これまでの商法では、財産価値と議決権は不可分で表裏一体でしたが、会社法になって、色々な種類の性格を持った株式の発行が可能になり、配当や残余財産の分配で優遇したり、議決権を制限あるいは逆に拒否権を付与するということも出来るようになりました(「事業承継に種類株式制度を活用してみる」参照)。
 このような種類株式も活用して柔軟な株主構成も設計できるので、事前に将来の株主構成を設計し、時間を掛けて移転してゆくことが、円滑な事業承継には欠かせません。

自社株式の相続対策と納税対策

事業承継を考えるとき、自社株式の相続対策はメインの対策と位置づけることができます。
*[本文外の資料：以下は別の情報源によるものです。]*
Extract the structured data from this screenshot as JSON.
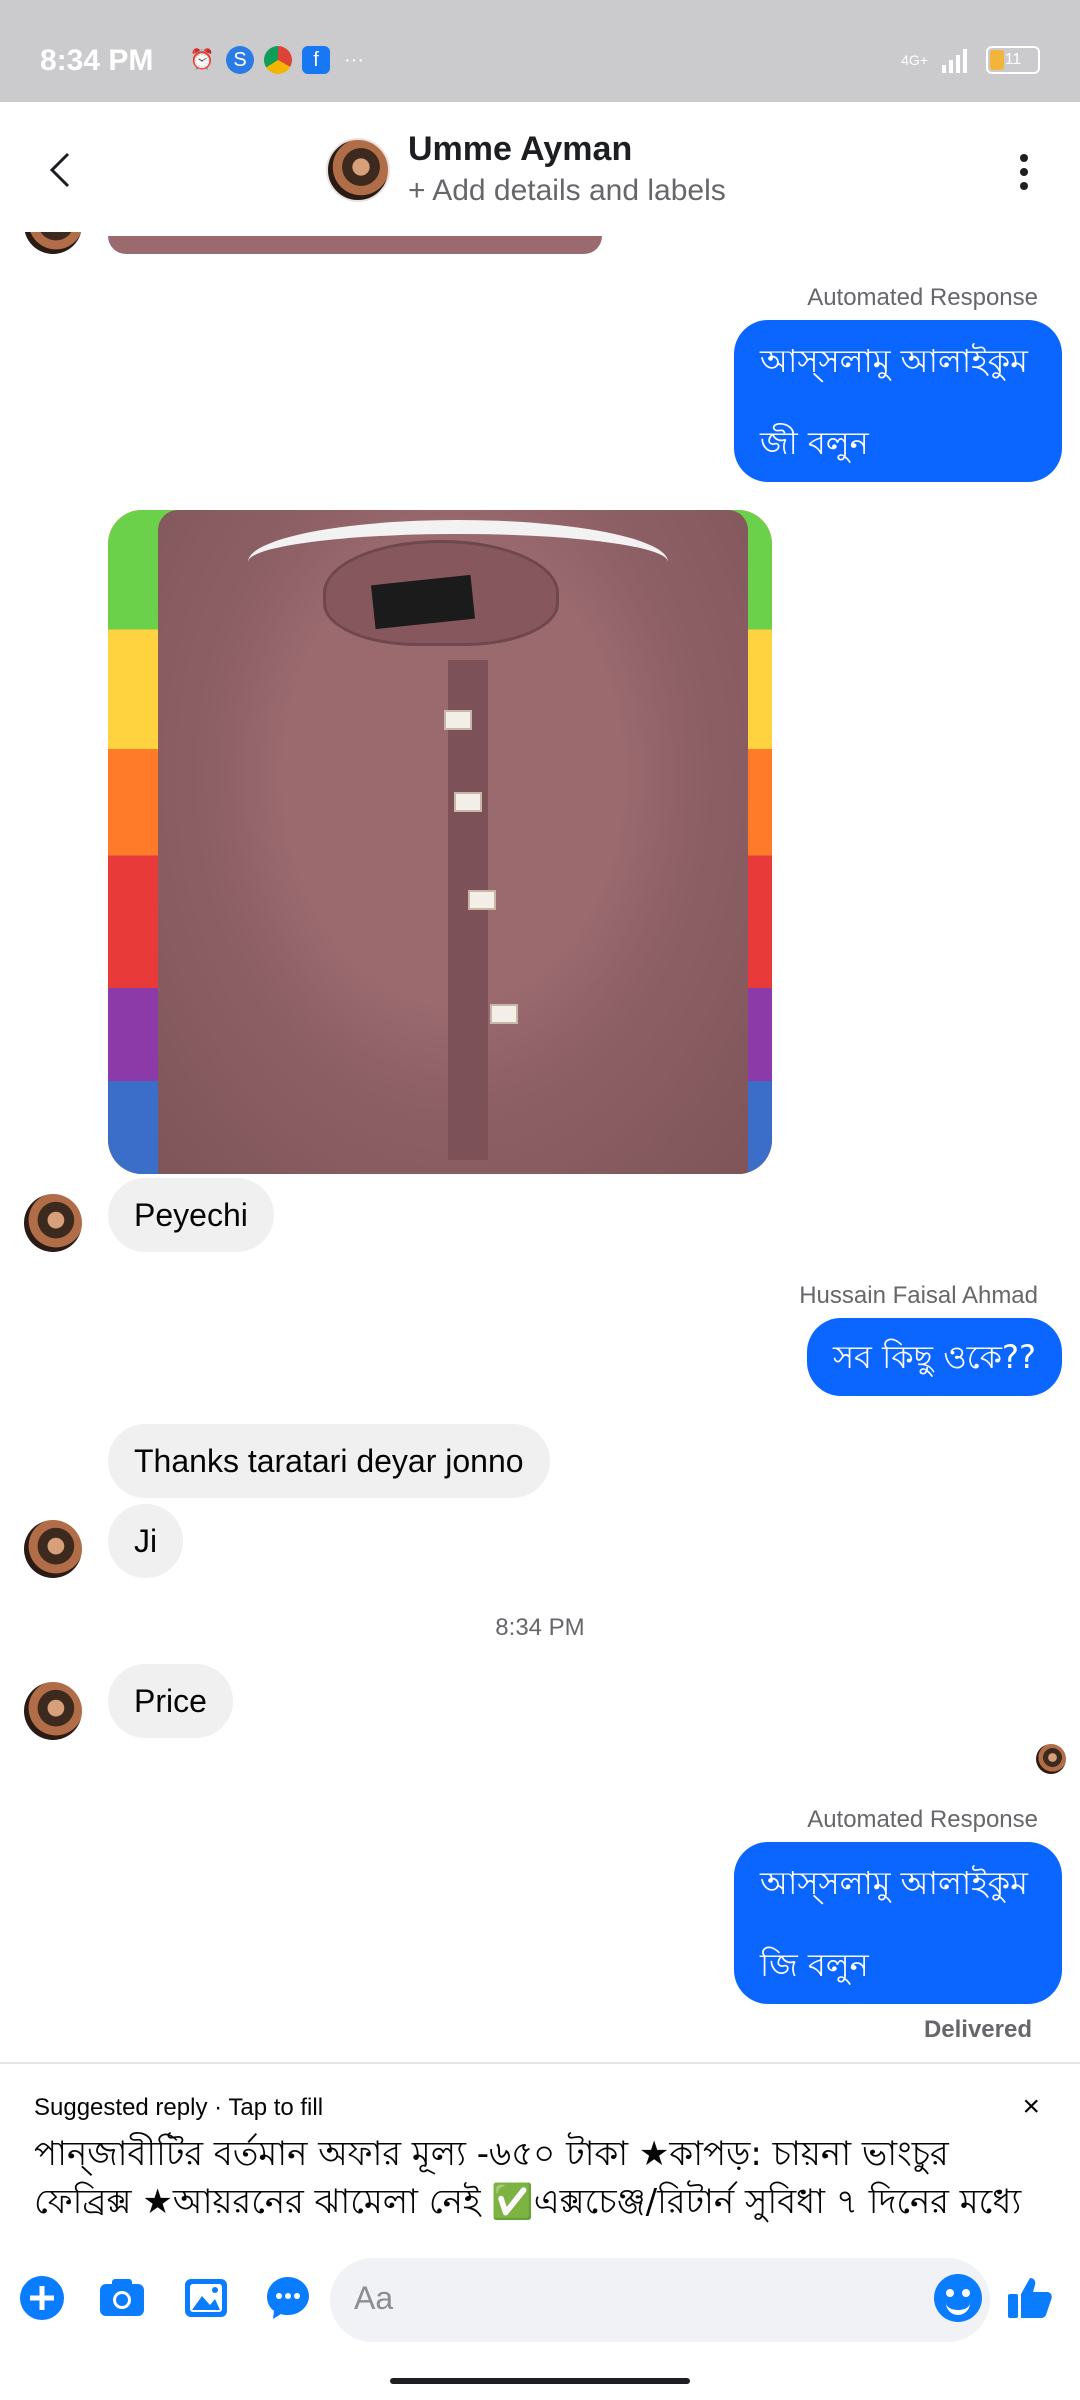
{
  "status_bar": {
    "time": "8:34 PM",
    "icons": [
      "alarm-icon",
      "shazam-icon",
      "chrome-icon",
      "facebook-icon",
      "more-dots-icon"
    ],
    "network": "4G+",
    "battery": "11"
  },
  "header": {
    "contact_name": "Umme Ayman",
    "subtitle": "+ Add details and labels"
  },
  "messages": [
    {
      "label": "Automated Response",
      "lines": [
        "আস্সলামু আলাইকুম",
        "জী বলুন"
      ]
    },
    {
      "text": "Peyechi"
    },
    {
      "label": "Hussain Faisal Ahmad",
      "text": "সব কিছু ওকে??"
    },
    {
      "text": "Thanks taratari deyar jonno"
    },
    {
      "text": "Ji"
    },
    {
      "time_divider": "8:34 PM"
    },
    {
      "text": "Price"
    },
    {
      "label": "Automated Response",
      "lines": [
        "আস্সলামু আলাইকুম",
        "জি বলুন"
      ]
    },
    {
      "status": "Delivered"
    }
  ],
  "suggested": {
    "title": "Suggested reply · Tap to fill",
    "text": "পান্জাবীটির বর্তমান অফার মূল্য -৬৫০ টাকা ★কাপড়: চায়না ভাংচুর ফেব্রিক্স ★আয়রনের ঝামেলা নেই ✅এক্সচেঞ্জ/রিটার্ন সুবিধা ৭ দিনের মধ্যে",
    "close": "×"
  },
  "composer": {
    "placeholder": "Aa"
  },
  "colors": {
    "accent": "#0a66ff",
    "incoming_bubble": "#f0f0f0"
  }
}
大企業とは異なり、事業を安定的に継承するためには会社の支配権が絶対に必要になりますが、株式の相続税評価額が高額になると、遺族は莫大な相続税を負担することになりかねません。ところが同族会社の株式は支配権を獲得できなければほとんど無価値に近く、流通市場も存在しないため全く換金性が無いので、株式を売って相続税を納税するということが出来ないのです。換金したいと思えば、全株式=事業全体を売却するしか方法はありません。ここが不動産や現預金といった資産とは決定的に違うのに、これまで特段の救済策はありませんでした。
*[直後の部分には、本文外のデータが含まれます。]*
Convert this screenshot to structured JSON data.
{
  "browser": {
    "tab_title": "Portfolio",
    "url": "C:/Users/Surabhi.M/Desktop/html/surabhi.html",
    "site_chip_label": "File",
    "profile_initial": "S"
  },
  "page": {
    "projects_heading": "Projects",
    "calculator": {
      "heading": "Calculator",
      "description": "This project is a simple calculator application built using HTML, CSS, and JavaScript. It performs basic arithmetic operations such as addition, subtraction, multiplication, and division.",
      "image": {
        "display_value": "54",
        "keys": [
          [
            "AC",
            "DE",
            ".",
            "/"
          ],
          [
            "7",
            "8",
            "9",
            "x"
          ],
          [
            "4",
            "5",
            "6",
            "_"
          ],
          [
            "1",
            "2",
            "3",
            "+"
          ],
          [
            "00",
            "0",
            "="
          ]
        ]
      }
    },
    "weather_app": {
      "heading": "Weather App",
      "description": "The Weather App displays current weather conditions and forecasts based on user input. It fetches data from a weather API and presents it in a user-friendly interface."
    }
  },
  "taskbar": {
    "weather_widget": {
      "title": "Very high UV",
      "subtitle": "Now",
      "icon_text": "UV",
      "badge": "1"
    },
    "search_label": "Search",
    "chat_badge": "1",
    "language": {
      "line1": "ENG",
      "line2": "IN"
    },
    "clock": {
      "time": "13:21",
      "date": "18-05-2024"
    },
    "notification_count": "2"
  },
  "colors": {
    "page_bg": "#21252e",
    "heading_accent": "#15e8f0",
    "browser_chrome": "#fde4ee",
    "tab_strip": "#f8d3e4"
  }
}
 そこで、会社に資金的な余裕があれば、会社が遺族から自社株式を金庫株として購入するという方法が取られますが、結果的に企業が相続税を負担することになり、承継後の資金繰りを圧迫することになります。
 ようやく、平成21年度の税制改正で、「取引相場のない株式等に関わる相続税の納税猶予制度」が創設され、この問題は改善される方向にあります。この制度は、適用要件に従業員の継続雇用があるなど、その後の経営の足枷になることも心配されていましたが、平成25年度の税制改正で、雇用確保要件の緩和、後継者の親族間承継要件の廃止、先代経営者の役員退任要件の緩和(贈与税)等、各種適用要件の緩和があり、更に事業承継を行いやすくなりました。
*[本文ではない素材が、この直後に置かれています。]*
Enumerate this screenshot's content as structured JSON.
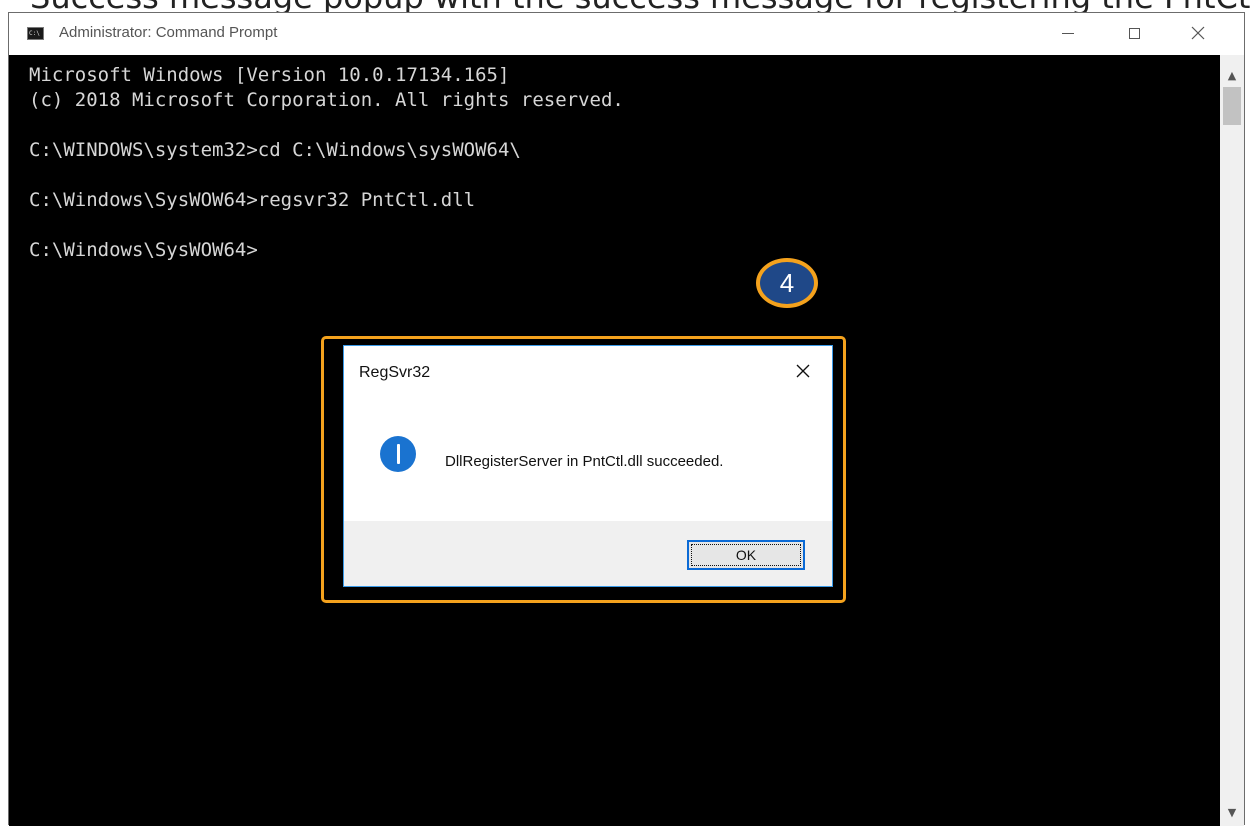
{
  "top_strip": {
    "text": "Success message popup with the success message for registering the PntCtl.dll"
  },
  "window": {
    "title": "Administrator: Command Prompt",
    "icon": "cmd-window-icon",
    "icon_text": "C:\\"
  },
  "console": {
    "lines": [
      "Microsoft Windows [Version 10.0.17134.165]",
      "(c) 2018 Microsoft Corporation. All rights reserved.",
      "",
      "C:\\WINDOWS\\system32>cd C:\\Windows\\sysWOW64\\",
      "",
      "C:\\Windows\\SysWOW64>regsvr32 PntCtl.dll",
      "",
      "C:\\Windows\\SysWOW64>"
    ]
  },
  "annotation": {
    "step_number": "4",
    "color": "#f4a21d",
    "badge_color": "#1f4888"
  },
  "dialog": {
    "title": "RegSvr32",
    "message": "DllRegisterServer in PntCtl.dll succeeded.",
    "icon": "info-icon",
    "ok_label": "OK"
  }
}
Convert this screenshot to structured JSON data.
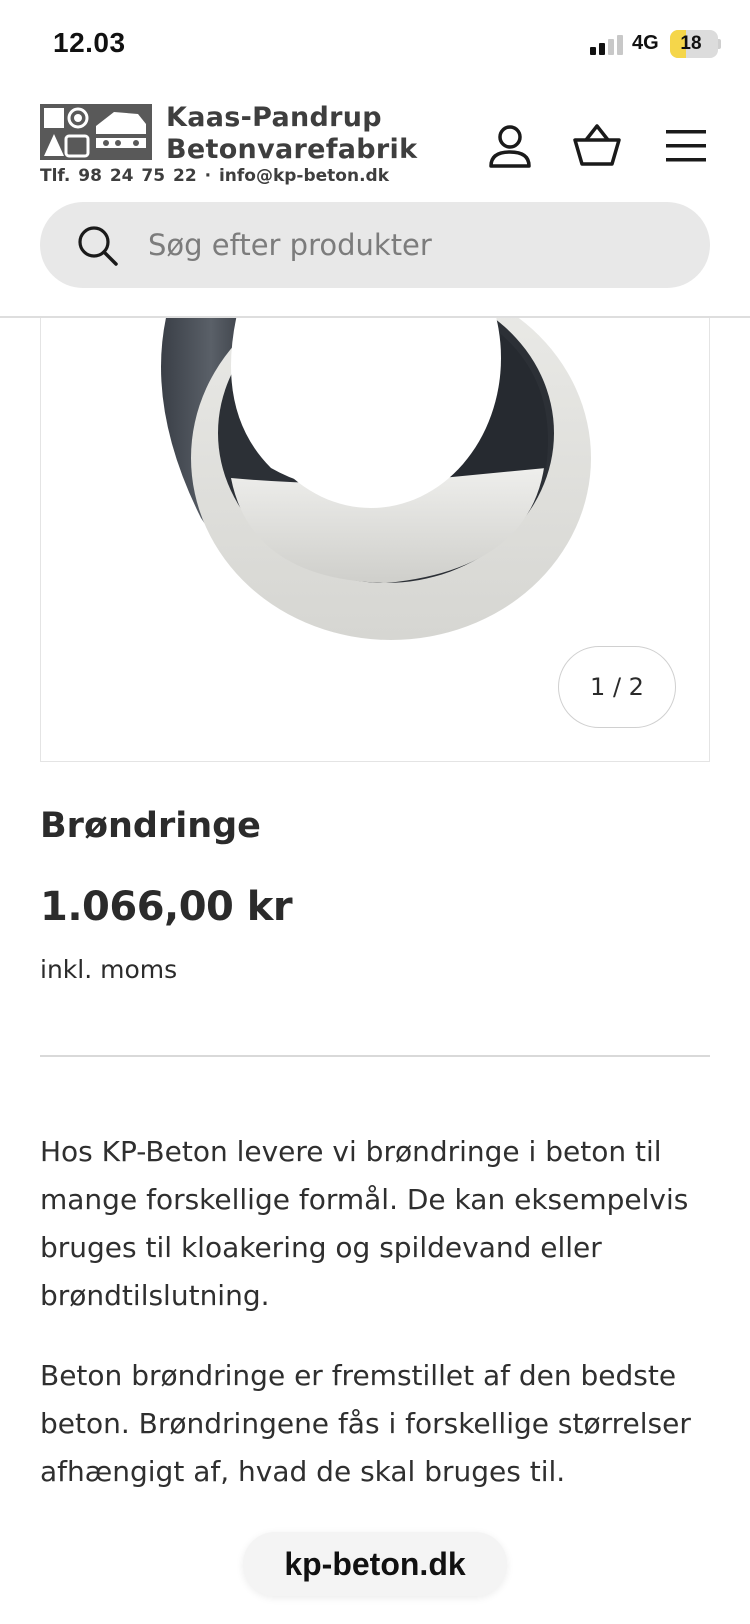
{
  "status_bar": {
    "time": "12.03",
    "network": "4G",
    "battery_level": "18",
    "battery_fraction": 0.18,
    "signal_bars_active": 2,
    "signal_bars_total": 4
  },
  "header": {
    "brand_line1": "Kaas-Pandrup",
    "brand_line2": "Betonvarefabrik",
    "contact": "Tlf. 98 24 75 22  ·  info@kp-beton.dk",
    "icons": [
      "account-icon",
      "basket-icon",
      "menu-icon"
    ]
  },
  "search": {
    "placeholder": "Søg efter produkter",
    "value": ""
  },
  "gallery": {
    "counter": "1 / 2",
    "current_image": 1,
    "total_images": 2
  },
  "product": {
    "title": "Brøndringe",
    "price": "1.066,00 kr",
    "price_note": "inkl. moms",
    "description": [
      "Hos KP-Beton levere vi brøndringe i beton til mange forskellige formål. De kan eksempelvis bruges til kloakering og spildevand eller brøndtilslutning.",
      "Beton brøndringe er fremstillet af den bedste beton. Brøndringene fås i forskellige størrelser afhængigt af, hvad de skal bruges til."
    ]
  },
  "browser": {
    "url": "kp-beton.dk"
  },
  "colors": {
    "text": "#2b2b2b",
    "search_bg": "#e8e8e8",
    "logo_bg": "#595959",
    "battery_low": "#f5d64a"
  }
}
 何れにしても、相続税が事業継続を圧迫することがないように、常に自社株式の評価額に注意を払い、事前に株式を計画的に移転するか、納税資金を準備しておくなどの対策が重要になってきます。

更新日:2014年3月31日
掲載日:2008年7月31日

本解説は、著者の見解に基づくものであり、対策の時期や目的、規模、期間、対象の個別事情などによっては想定されていた効果が出ない場合があります。実際の判断、経済活動にあたっては、必ず税理士などの専門家に相談するなどした上で自己の責任において行うようにして下さい。